Mountains one week, lush forests the next, and beautiful beaches in the future! Lily and I have been using our free days wisely, which obviously means exploring all of the beauty Oregon has to offer!
As I think about my hike up Multnomah Falls or at the Magness Tree Farm, I begin to compare the two environments. I was at both on a Saturday, the clouds looked as if they were on the verge of crying, but one was a major tourist attraction and the other wasn’t.
Even on a cloudy Saturday, we found ourselves pressing flat against the wall to allow the (mountain?) runners to pass by as we took photos. Not only were the main trails packed, but so were the trails that people weren’t supposed to be on. Despite signs in both English and Spanish, people were still going off trails. 5 p.m. at the base of Multnomah, as we huffed and puffed our way to our car, there were still hordes of people buying ice cream, trying to keep up with their youngsters.

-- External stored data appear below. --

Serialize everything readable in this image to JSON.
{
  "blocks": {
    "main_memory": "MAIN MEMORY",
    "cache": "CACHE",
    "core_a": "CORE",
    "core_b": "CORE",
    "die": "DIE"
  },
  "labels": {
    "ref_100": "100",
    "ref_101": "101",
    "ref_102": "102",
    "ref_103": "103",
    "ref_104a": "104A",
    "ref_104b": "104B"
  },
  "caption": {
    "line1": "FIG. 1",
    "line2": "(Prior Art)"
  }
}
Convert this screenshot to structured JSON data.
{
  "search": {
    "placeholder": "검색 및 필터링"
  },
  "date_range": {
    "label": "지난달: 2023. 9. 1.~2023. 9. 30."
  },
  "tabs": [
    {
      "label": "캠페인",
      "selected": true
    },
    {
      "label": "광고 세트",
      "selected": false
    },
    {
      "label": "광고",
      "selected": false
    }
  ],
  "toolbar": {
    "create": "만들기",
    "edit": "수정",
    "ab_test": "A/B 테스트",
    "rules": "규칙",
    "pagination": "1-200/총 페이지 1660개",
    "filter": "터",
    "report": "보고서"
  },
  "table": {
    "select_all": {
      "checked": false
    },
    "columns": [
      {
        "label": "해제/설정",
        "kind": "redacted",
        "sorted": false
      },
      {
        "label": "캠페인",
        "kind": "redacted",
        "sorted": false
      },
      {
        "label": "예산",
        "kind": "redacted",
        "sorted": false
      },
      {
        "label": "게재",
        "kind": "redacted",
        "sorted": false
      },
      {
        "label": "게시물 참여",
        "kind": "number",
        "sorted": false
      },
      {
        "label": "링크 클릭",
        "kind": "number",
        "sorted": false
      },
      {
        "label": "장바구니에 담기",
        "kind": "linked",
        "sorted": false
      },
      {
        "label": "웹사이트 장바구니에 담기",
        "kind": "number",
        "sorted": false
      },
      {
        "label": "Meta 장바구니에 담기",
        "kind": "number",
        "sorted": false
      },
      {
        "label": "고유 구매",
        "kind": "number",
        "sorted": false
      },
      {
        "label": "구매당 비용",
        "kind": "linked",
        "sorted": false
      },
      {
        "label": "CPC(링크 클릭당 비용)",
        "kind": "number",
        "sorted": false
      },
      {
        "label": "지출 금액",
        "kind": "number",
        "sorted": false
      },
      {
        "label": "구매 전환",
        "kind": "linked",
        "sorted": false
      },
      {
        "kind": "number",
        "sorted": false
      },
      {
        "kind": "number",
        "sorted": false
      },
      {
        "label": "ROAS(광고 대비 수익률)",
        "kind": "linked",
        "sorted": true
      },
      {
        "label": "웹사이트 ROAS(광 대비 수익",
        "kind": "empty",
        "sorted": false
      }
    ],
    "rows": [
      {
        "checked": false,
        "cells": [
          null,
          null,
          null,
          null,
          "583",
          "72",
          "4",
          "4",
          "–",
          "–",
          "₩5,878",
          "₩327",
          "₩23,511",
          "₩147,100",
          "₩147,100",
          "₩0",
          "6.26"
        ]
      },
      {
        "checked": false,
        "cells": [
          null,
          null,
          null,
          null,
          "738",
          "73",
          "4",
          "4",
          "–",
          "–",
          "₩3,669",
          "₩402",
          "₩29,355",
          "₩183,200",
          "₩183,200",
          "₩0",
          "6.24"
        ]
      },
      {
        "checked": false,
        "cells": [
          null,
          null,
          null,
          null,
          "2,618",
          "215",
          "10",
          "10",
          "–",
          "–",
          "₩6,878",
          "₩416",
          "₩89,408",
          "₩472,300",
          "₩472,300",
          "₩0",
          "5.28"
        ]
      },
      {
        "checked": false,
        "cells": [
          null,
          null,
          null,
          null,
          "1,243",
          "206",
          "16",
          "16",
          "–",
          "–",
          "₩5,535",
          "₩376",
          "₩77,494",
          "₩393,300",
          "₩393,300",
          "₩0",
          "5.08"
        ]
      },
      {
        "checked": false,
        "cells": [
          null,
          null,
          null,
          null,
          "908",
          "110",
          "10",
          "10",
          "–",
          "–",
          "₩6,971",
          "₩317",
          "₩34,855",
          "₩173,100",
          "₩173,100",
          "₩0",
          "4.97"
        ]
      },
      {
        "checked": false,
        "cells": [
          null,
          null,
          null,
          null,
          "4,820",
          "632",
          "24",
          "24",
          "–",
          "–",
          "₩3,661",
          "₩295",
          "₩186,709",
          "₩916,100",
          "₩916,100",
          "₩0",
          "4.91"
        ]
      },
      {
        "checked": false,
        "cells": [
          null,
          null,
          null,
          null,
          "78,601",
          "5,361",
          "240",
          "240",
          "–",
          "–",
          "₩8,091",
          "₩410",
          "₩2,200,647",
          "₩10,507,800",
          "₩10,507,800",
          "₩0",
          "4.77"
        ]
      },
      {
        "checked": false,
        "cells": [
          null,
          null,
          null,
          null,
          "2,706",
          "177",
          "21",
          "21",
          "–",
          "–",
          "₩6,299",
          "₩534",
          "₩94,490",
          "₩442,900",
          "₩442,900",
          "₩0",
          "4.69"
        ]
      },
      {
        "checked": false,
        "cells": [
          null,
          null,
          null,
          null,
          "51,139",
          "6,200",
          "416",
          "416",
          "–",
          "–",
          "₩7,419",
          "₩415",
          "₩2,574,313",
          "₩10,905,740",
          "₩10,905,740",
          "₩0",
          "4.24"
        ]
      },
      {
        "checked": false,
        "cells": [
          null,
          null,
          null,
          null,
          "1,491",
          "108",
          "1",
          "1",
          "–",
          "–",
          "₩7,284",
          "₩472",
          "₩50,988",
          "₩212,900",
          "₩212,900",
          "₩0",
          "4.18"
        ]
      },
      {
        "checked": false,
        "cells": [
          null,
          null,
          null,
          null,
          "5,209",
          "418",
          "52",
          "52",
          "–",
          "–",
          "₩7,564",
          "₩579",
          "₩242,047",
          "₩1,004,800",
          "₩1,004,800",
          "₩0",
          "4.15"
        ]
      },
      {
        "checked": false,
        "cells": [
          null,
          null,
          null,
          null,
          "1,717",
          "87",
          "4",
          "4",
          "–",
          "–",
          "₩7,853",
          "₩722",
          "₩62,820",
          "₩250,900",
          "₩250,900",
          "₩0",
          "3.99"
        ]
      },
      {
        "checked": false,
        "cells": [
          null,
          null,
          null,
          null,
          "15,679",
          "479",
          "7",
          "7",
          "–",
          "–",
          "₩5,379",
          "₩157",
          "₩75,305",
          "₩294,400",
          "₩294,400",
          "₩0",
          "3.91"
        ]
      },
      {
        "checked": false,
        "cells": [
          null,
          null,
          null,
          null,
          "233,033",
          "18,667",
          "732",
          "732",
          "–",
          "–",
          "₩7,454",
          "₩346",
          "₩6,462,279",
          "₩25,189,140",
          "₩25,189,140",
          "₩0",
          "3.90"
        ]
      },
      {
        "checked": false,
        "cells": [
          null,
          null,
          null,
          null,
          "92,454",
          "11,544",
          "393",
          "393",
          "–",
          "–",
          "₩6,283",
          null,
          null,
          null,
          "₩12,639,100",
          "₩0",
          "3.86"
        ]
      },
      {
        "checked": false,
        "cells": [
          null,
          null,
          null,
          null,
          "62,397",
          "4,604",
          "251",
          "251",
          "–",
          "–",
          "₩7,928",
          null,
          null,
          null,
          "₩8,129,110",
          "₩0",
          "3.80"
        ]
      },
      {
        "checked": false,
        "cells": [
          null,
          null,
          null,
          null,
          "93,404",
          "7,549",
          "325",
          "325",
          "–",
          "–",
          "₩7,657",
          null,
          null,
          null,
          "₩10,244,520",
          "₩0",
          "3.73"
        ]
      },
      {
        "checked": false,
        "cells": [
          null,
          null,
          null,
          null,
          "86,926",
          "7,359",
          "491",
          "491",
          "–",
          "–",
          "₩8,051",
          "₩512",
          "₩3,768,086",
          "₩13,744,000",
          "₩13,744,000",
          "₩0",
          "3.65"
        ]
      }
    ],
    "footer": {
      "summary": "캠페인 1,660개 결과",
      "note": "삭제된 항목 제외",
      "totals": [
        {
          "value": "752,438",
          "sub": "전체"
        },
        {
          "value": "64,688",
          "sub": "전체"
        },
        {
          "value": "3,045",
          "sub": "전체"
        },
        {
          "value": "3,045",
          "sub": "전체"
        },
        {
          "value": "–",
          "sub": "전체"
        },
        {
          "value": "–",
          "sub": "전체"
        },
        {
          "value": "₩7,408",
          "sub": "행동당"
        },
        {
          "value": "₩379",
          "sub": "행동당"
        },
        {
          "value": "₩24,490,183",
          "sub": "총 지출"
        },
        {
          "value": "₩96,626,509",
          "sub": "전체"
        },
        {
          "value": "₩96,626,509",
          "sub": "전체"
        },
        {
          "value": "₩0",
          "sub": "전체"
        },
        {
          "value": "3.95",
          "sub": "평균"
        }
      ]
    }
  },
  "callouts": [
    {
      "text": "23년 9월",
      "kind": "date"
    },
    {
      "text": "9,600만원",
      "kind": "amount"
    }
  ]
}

We had similar weather when we visited the tree farm, yet the experiences at both were completely different. Although we ran into a few people going on hikes, it was nowhere near as packed as Multnomah. This may not be the best way to measure use, but judging by the size of the trillium and the width of the trails at the tree farm, I figured there weren’t as much people trampling all over the trails. Nevertheless, the marks of human activity were also present at the Tree Farm, with signs, cabins, and paved roads.
Which has me thinking, although these places are quite nice and full of trees, how good of a habitat are they? We want people to go to these spaces, but to what point? Mt. Everest, one of the most climbed mountains, is now covered in poop from climbers that don’t pack out what they packed in, which is causing all sorts of health and ecological problems.
Though most of my trips are for recreation, I have definitely learned something that I could pass down to my own students; the importance of respecting nature.